Las intenciones eran buenas, pero artísticamente el espectáculo no acabó de funcionar. Los actores en idioma de signos que doblaban en escena a los cantantes –y lo hacían con entusiasmo– crearon no poca confusión: la ausencia de recitativos, solo transmitidos por los actores, con los cantantes como convidados de piedra, lastró la continuidad dramática de la ópera, con silencios para el público oyente que rompían la atmósfera de un discurso musical que quedaba fragmentado. Los silencios resultaron letales para mantener la tensión que genera la música de Beethoven. Tampoco la dirección de actores clarificó la acción y, encima, el vestuario de colores blancos para los cantos y tonos oscuros para los actores, remitía a la estética kitsch de musical hippie de los años sesenta del pasado siglo.
Quienes pensábamos tocar el cielo con el sonido de la Filarmónica de Los Ángeles tuvimos que bajar al mundo terrenal de una buena orquesta que cumplió profesionalmente, con mejores resultados en cuerdas y maderas y algunas aristas en los metales, y sin ese plus de pasión y brillo que pide Beethoven en muchas escenas.

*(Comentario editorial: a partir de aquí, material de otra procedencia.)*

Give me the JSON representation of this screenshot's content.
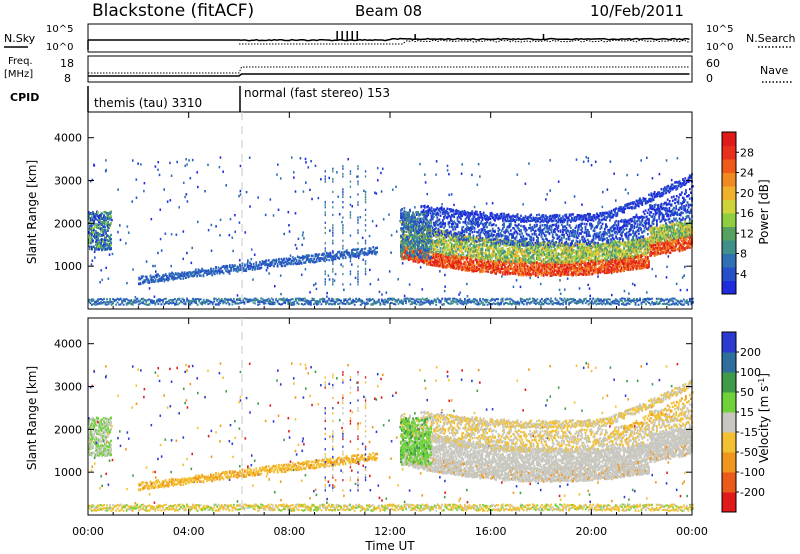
{
  "header": {
    "station": "Blackstone (fitACF)",
    "beam": "Beam 08",
    "date": "10/Feb/2011"
  },
  "strips": {
    "nsky_label": "N.Sky",
    "nsky_ticks": [
      "10^5",
      "10^0"
    ],
    "nsearch_label": "N.Search",
    "nsearch_ticks": [
      "10^5",
      "10^0"
    ],
    "freq_label_1": "Freq.",
    "freq_label_2": "[MHz]",
    "freq_ticks": [
      "18",
      "8"
    ],
    "nave_label": "Nave",
    "nave_ticks": [
      "60",
      "0"
    ],
    "cpid_label": "CPID",
    "cpid_segments": [
      "themis (tau) 3310",
      "normal (fast stereo) 153"
    ]
  },
  "chart_data": [
    {
      "type": "heatmap",
      "title": "Power",
      "xlabel": "",
      "ylabel": "Slant Range [km]",
      "xlim": [
        "00:00",
        "24:00"
      ],
      "ylim": [
        0,
        4600
      ],
      "y_ticks": [
        "1000",
        "2000",
        "3000",
        "4000"
      ],
      "colorbar": {
        "label": "Power [dB]",
        "ticks": [
          "4",
          "8",
          "12",
          "16",
          "20",
          "24",
          "28"
        ],
        "colors": [
          "#1f2bdc",
          "#2550c8",
          "#2f6fb4",
          "#3f8f8a",
          "#56a060",
          "#8fcf3f",
          "#cfd43a",
          "#f0b02a",
          "#f08a20",
          "#ef5a1a",
          "#e8301a",
          "#e01a1a"
        ]
      }
    },
    {
      "type": "heatmap",
      "title": "Velocity",
      "xlabel": "Time UT",
      "ylabel": "Slant Range [km]",
      "xlim": [
        "00:00",
        "24:00"
      ],
      "ylim": [
        0,
        4600
      ],
      "x_ticks": [
        "00:00",
        "04:00",
        "08:00",
        "12:00",
        "16:00",
        "20:00",
        "00:00"
      ],
      "y_ticks": [
        "1000",
        "2000",
        "3000",
        "4000"
      ],
      "colorbar": {
        "label": "Velocity [m s^-1]",
        "ticks": [
          "200",
          "100",
          "50",
          "15",
          "-15",
          "-50",
          "-100",
          "-200"
        ],
        "colors": [
          "#2b3bd0",
          "#2f6f9c",
          "#3f9a4a",
          "#6fd23a",
          "#c8c8c0",
          "#f2c030",
          "#f0961e",
          "#ea5a1a",
          "#e01a1a"
        ]
      }
    }
  ],
  "legend_markers": {
    "nsearch_style": "dotted",
    "nave_style": "dotted"
  }
}
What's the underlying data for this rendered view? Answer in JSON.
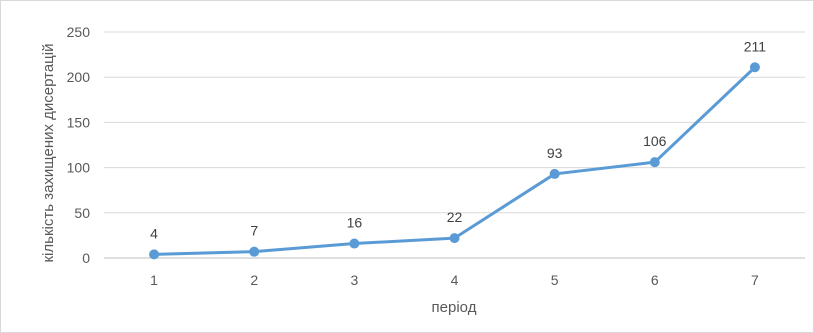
{
  "chart_data": {
    "type": "line",
    "title": "",
    "xlabel": "період",
    "ylabel": "кількість захищених дисертацій",
    "categories": [
      "1",
      "2",
      "3",
      "4",
      "5",
      "6",
      "7"
    ],
    "series": [
      {
        "values": [
          4,
          7,
          16,
          22,
          93,
          106,
          211
        ],
        "color": "#5b9bd5"
      }
    ],
    "data_labels": [
      "4",
      "7",
      "16",
      "22",
      "93",
      "106",
      "211"
    ],
    "ylim": [
      0,
      250
    ],
    "yticks": [
      "0",
      "50",
      "100",
      "150",
      "200",
      "250"
    ],
    "grid": true,
    "grid_color": "#d9d9d9",
    "legend": "none"
  }
}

Dudamel combinó momentos de alta intensidad dramática con pasajes de finura y transparencia mozartiana y algunos desajustes. Los silencios rompían la atmósfera y muchos contrastes perdían fuerza por esa ruptura de la acción teatral. El maravilloso cuarteto Mir ist so wunderbar no alcanzó su sublime expresividad, la gran escena de Leonora tuvo altibajos, y el estremecedor coro O welche Lust pasó sin pena ni gloria. Curiosamente, en el segundo acto todo sonó con más fuerza e intención dramática, mejor conjuntado, con un dúo de Leonora y Florestan de muchos quilates y un final exultante.
La soprano Tamara Wilson, de sólidos medios, fue una Leonora expresiva y segura que convenció mucho más en el O namenlose Freude que en su gran aria del primer acto. Muy irregular el tenor Andrew Staples como Florestán, con problemas de afinación y empaque vocal en su única y crucial escena; convenció más en el dúo con Leonora, con mayor potencia. El canto noble y bien controlado del bajo-barítono James Rutherford, que dio relieve a un bien matizado Rocco, fue mucho más notable que las solventes actuaciones del bajo-barítono Shenyang (Don Pizarro) y el también bajo-barítono Patrick Blackwell (Don Fernando). La soprano Gabriela Reyes y el tenor David Portillo aportaron frescura y musicalidad a los papeles de Marzelline y Jaquino. Buena respuesta de los tres coros, que habrían brillado más con una colocación más favorable en el desnudo escenario.